Question

using the graph, determine any relative maxima or minima of the function and the intervals on which the function is increasing or decreasing.
f(x)=\frac{1}{4}x^{3}-\frac{1}{2}x^{2}-x + 2
using the graph, determine any relative maxima. select the correct choice below and, if necessary, fill in the answer to complete your choice.
a. the relative maximum value(s) occur(s) at x =
(use a comma to separate answers as needed. type integers or decimals.)
b. the function has no relative maximum.

Explanation:

Step1: Find the derivative of the function

The derivative of $f(x)=\frac{1}{4}x^{3}-\frac{1}{2}x^{2}-x + 2$ is $f'(x)=\frac{3}{4}x^{2}-x - 1$.

Step2: Set the derivative equal to zero

We solve the equation $\frac{3}{4}x^{2}-x - 1=0$. Multiply through by 4 to get $3x^{2}-4x - 4 = 0$. Factoring gives $(3x + 2)(x - 2)=0$. So $x=-\frac{2}{3}\approx - 0.667$ or $x = 2$.

Step3: Determine the nature of the critical - points

We use the second - derivative test.
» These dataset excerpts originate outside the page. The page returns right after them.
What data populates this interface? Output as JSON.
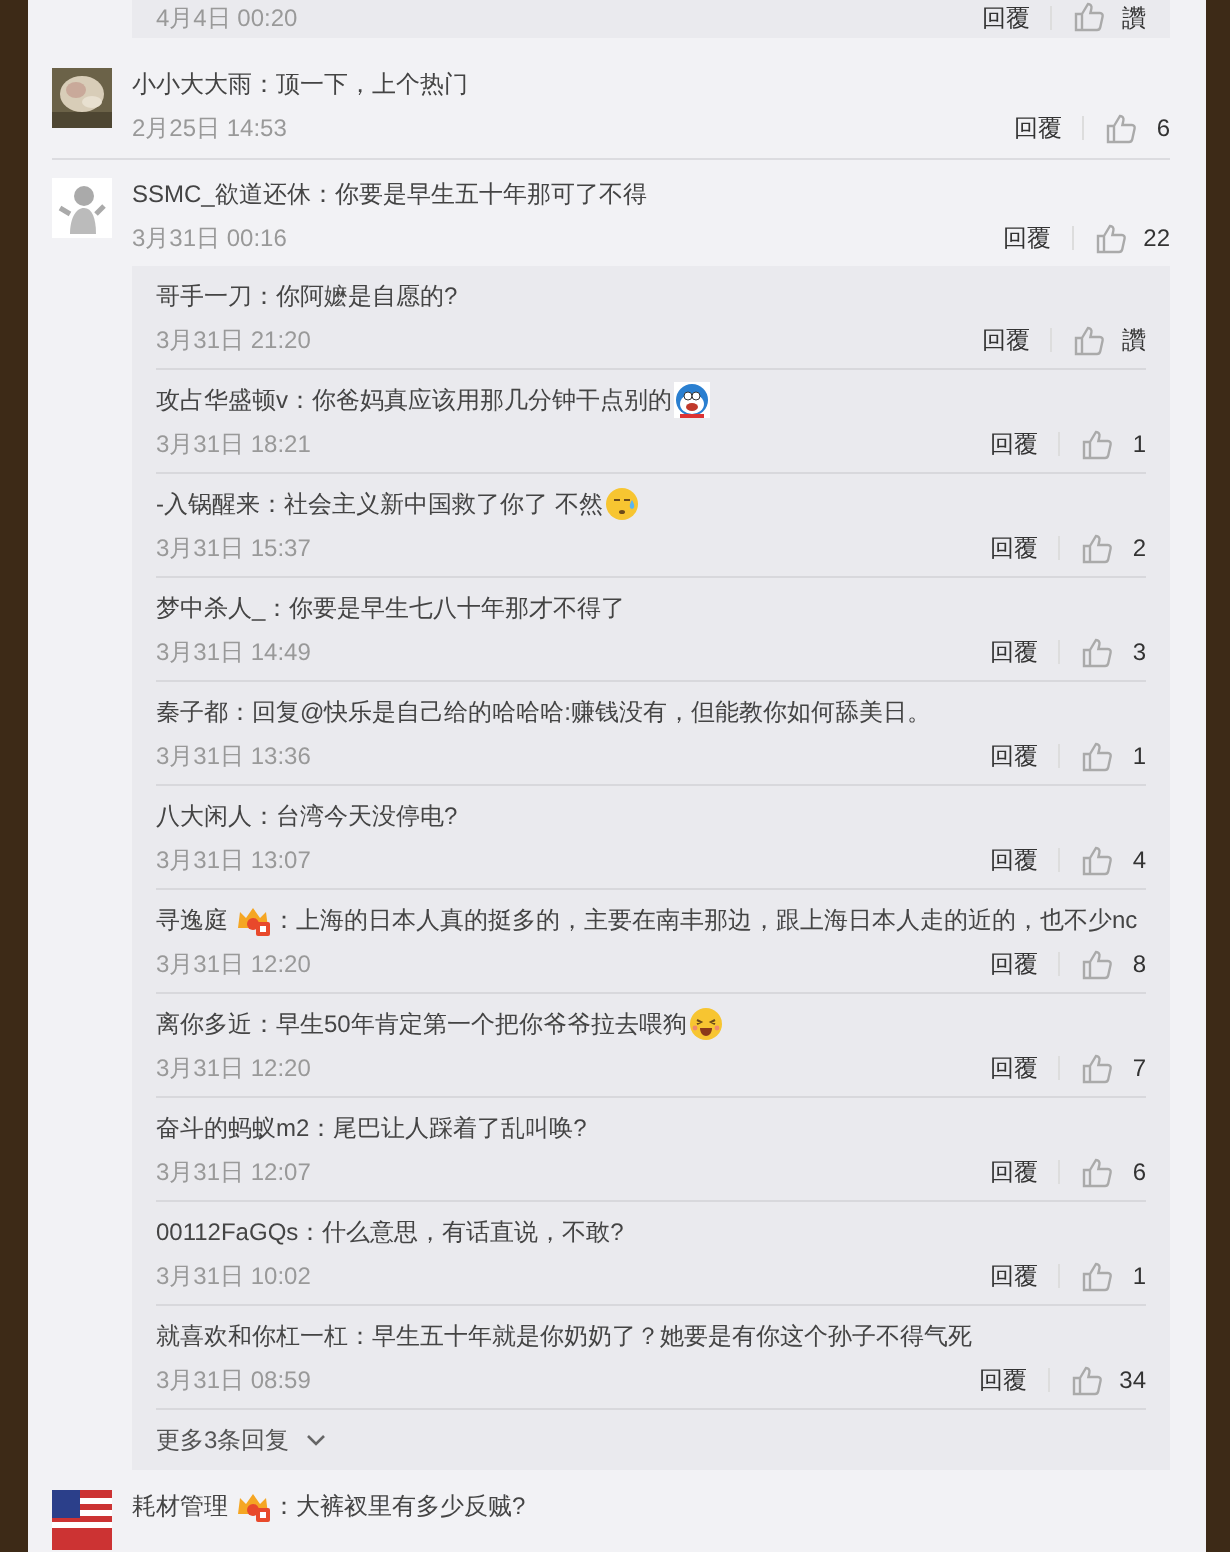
{
  "top_reply": {
    "date": "4月4日 00:20",
    "reply": "回覆",
    "likes": "讚"
  },
  "comments": [
    {
      "name": "小小大大雨",
      "kind": "plain",
      "text": "：顶一下，上个热门",
      "date": "2月25日 14:53",
      "reply": "回覆",
      "likes": "6"
    },
    {
      "avatar": {
        "kind": "figure"
      },
      "name": "SSMC_欲道还休",
      "kind": "plain",
      "text": "：你要是早生五十年那可了不得",
      "date": "3月31日 00:16",
      "reply": "回覆",
      "likes": "22",
      "replies": [
        {
          "name": "哥手一刀",
          "kind": "plain",
          "text": "：你阿嬷是自愿的?",
          "date": "3月31日 21:20",
          "reply": "回覆",
          "likes": "讚"
        },
        {
          "name": "攻占华盛顿v",
          "kind": "cat-emoji",
          "text": "：你爸妈真应该用那几分钟干点别的",
          "date": "3月31日 18:21",
          "reply": "回覆",
          "likes": "1"
        },
        {
          "name": "-入锅醒来",
          "kind": "sweat-emoji",
          "text": "：社会主义新中国救了你了 不然",
          "date": "3月31日 15:37",
          "reply": "回覆",
          "likes": "2"
        },
        {
          "name": "梦中杀人_",
          "kind": "plain",
          "text": "：你要是早生七八十年那才不得了",
          "date": "3月31日 14:49",
          "reply": "回覆",
          "likes": "3"
        },
        {
          "name": "秦子都",
          "kind": "plain",
          "text": "：回复@快乐是自己给的哈哈哈:赚钱没有，但能教你如何舔美日。",
          "date": "3月31日 13:36",
          "reply": "回覆",
          "likes": "1"
        },
        {
          "name": "八大闲人",
          "kind": "plain",
          "text": "：台湾今天没停电?",
          "date": "3月31日 13:07",
          "reply": "回覆",
          "likes": "4"
        },
        {
          "name": "寻逸庭",
          "kind": "badge",
          "text": "：上海的日本人真的挺多的，主要在南丰那边，跟上海日本人走的近的，也不少nc",
          "date": "3月31日 12:20",
          "reply": "回覆",
          "likes": "8"
        },
        {
          "name": "离你多近",
          "kind": "laugh-emoji",
          "text": "：早生50年肯定第一个把你爷爷拉去喂狗",
          "date": "3月31日 12:20",
          "reply": "回覆",
          "likes": "7"
        },
        {
          "name": "奋斗的蚂蚁m2",
          "kind": "plain",
          "text": "：尾巴让人踩着了乱叫唤?",
          "date": "3月31日 12:07",
          "reply": "回覆",
          "likes": "6"
        },
        {
          "name": "00112FaGQs",
          "kind": "plain",
          "text": "：什么意思，有话直说，不敢?",
          "date": "3月31日 10:02",
          "reply": "回覆",
          "likes": "1"
        },
        {
          "name": "就喜欢和你杠一杠",
          "kind": "plain",
          "text": "：早生五十年就是你奶奶了？她要是有你这个孙子不得气死",
          "date": "3月31日 08:59",
          "reply": "回覆",
          "likes": "34"
        }
      ],
      "more": "更多3条回复"
    },
    {
      "name": "耗材管理",
      "kind": "badge",
      "text": "：大裤衩里有多少反贼?"
    }
  ]
}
The second - derivative $f''(x)=\frac{3}{2}x-1$.
When $x =-\frac{2}{3}$, $f''(-\frac{2}{3})=\frac{3}{2}\times(-\frac{2}{3})-1=-1 - 1=-2<0$. So the function has a relative maximum at $x =-\frac{2}{3}$.
When $x = 2$, $f''(2)=\frac{3}{2}\times2-1=3 - 1 = 2>0$. So the function has a relative minimum at $x = 2$.

Step4: Find the intervals of increase and decrease

We consider the intervals determined by the critical points $x=-\frac{2}{3}$ and $x = 2$.
We test values in the intervals $(-\infty,-\frac{2}{3})$, $(-\frac{2}{3},2)$ and $(2,\infty)$.
For the interval $(-\infty,-\frac{2}{3})$, let's choose $x=-1$. Then $f'(-1)=\frac{3}{4}+1 - 1=\frac{3}{4}>0$, so the function is increasing on $(-\infty,-\frac{2}{3})$.
For the interval $(-\frac{2}{3},2)$, let's choose $x = 0$. Then $f'(0)=-1<0$, so the function is decreasing on $(-\frac{2}{3},2)$.
For the interval $(2,\infty)$, let's choose $x = 3$. Then $f'(3)=\frac{27}{4}-3 - 1=\frac{27 - 12 - 4}{4}=\frac{11}{4}>0$, so the function is increasing on $(2,\infty)$.

Answer:

The relative maximum value occurs at $x\approx - 0.667$. The function is increasing on $(-\infty,-\frac{2}{3})\cup(2,\infty)$ and decreasing on $(-\frac{2}{3},2)$. For the multiple - choice part: A. The relative maximum value(s) occur(s) at $x=-0.667$.